Now, a new mask study provides scientific data to support these preferences. It seems that, as is so often the case, the consumer knows best.
The research found that contamination of hand dryer users by splattering was ten times higher when using jet air dryers than when using paper towels, and contamination of other washroom users was also significantly greater.
The findings have major implications for hygiene in public washrooms. Hand drying is an essential step in ensuring optimal hand hygiene, helping to remove microbes remaining on hands following poor handwashing and so reducing the spread of infection in the community.
The study was carried out by a team at the Leeds Institute of Medical Research, University of Leeds, UK and the Department of Microbiology, Leeds Teaching Hospitals NHS Trust, UK. Participants dried their hands using either a jet air dryer or paper towels and wore face masks as a way of measuring the risk of inhaling viruses.
• When using jet air dryers, 89 percent of masks were contaminated by viruses, compared with 29 percent of masks when using paper towels.

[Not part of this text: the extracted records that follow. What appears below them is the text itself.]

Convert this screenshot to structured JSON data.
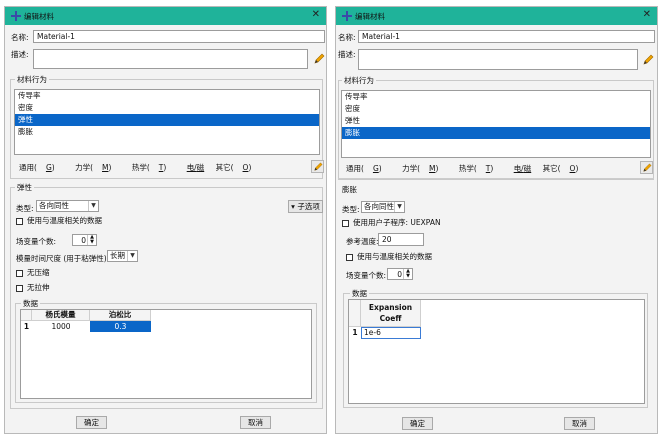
{
  "left": {
    "title": "编辑材料",
    "name_label": "名称:",
    "name_value": "Material-1",
    "desc_label": "描述:",
    "behavior_group_title": "材料行为",
    "behaviors": [
      "传导率",
      "密度",
      "弹性",
      "膨胀"
    ],
    "selected_behavior": "弹性",
    "menu": {
      "general_prefix": "通用(",
      "general_key": "G",
      "mech_prefix": "力学(",
      "mech_key": "M",
      "thermal_prefix": "热学(",
      "thermal_key": "T",
      "elec_prefix": "电/",
      "elec_key": "磁",
      "other_prefix": "其它(",
      "other_key": "O",
      "close": ")"
    },
    "section_title": "弹性",
    "type_label": "类型:",
    "type_value": "各向同性",
    "suboptions_label": "▾ 子选项",
    "cb_temp_dependent": "使用与温度相关的数据",
    "field_vars_label": "场变量个数:",
    "field_vars_value": "0",
    "moduli_label": "模量时间尺度 (用于粘弹性):",
    "moduli_value": "长期",
    "cb_no_compression": "无压缩",
    "cb_no_tension": "无拉伸",
    "data_group_title": "数据",
    "table": {
      "headers": [
        "杨氏模量",
        "泊松比"
      ],
      "row_index": "1",
      "row": [
        "1000",
        "0.3"
      ]
    },
    "ok": "确定",
    "cancel": "取消"
  },
  "right": {
    "title": "编辑材料",
    "name_label": "名称:",
    "name_value": "Material-1",
    "desc_label": "描述:",
    "behavior_group_title": "材料行为",
    "behaviors": [
      "传导率",
      "密度",
      "弹性",
      "膨胀"
    ],
    "selected_behavior": "膨胀",
    "section_title": "膨胀",
    "type_label": "类型:",
    "type_value": "各向同性",
    "cb_user_sub": "使用用户子程序: UEXPAN",
    "ref_temp_label": "参考温度:",
    "ref_temp_value": "20",
    "cb_temp_dependent": "使用与温度相关的数据",
    "field_vars_label": "场变量个数:",
    "field_vars_value": "0",
    "data_group_title": "数据",
    "table": {
      "header_line1": "Expansion",
      "header_line2": "Coeff",
      "row_index": "1",
      "row": [
        "1e-6"
      ]
    },
    "ok": "确定",
    "cancel": "取消"
  },
  "colors": {
    "titlebar": "#1fb39a",
    "selection": "#0a66c8"
  },
  "icons": [
    "window-app-icon",
    "close-icon",
    "pencil-edit-icon",
    "dropdown-arrow-icon",
    "spin-arrows-icon"
  ]
}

• Facemask contamination with virus aerosols was higher in the first five minutes following hand drying for both methods. Virus load was significantly higher with jet air dryer use.
• In trials using jet air dryers, facemask contamination increased at 15 minutes post-hand drying, suggesting aerosolisation of small particles that remain airborne for longer.
The study demonstrates that the method of hand drying has the potential to impact airborne dissemination of microbial pathogens – including respiratory viruses – so potentially increasing risk of exposure and infection for other washroom users. Armed with this new research, restaurant and bar owners, and procurement managers responsible for facilities in large sporting and shopping complexes, would be wise to review the hand drying equipment they offer and be sure to provide customers with the most hygienic option – paper towels.
More details about the results of the study, can be found here.
A bacteriophage (a type of virus) was added to volunteers’ hands before they dried them in order to investigate whether microbes on poorly washed hands can spread across the washroom. The contamination of masks by splattering and droplet deposition was investigated for up to 15 minutes afterwards. Contamination of the facemask of the person drying their hands and on the mask of another individual in the washroom at one metre and two metre distances, was measured. Volunteers waited for 15 minutes post-hand drying to examine whether air droplets continued to settle on fresh masks that were changed every five minutes.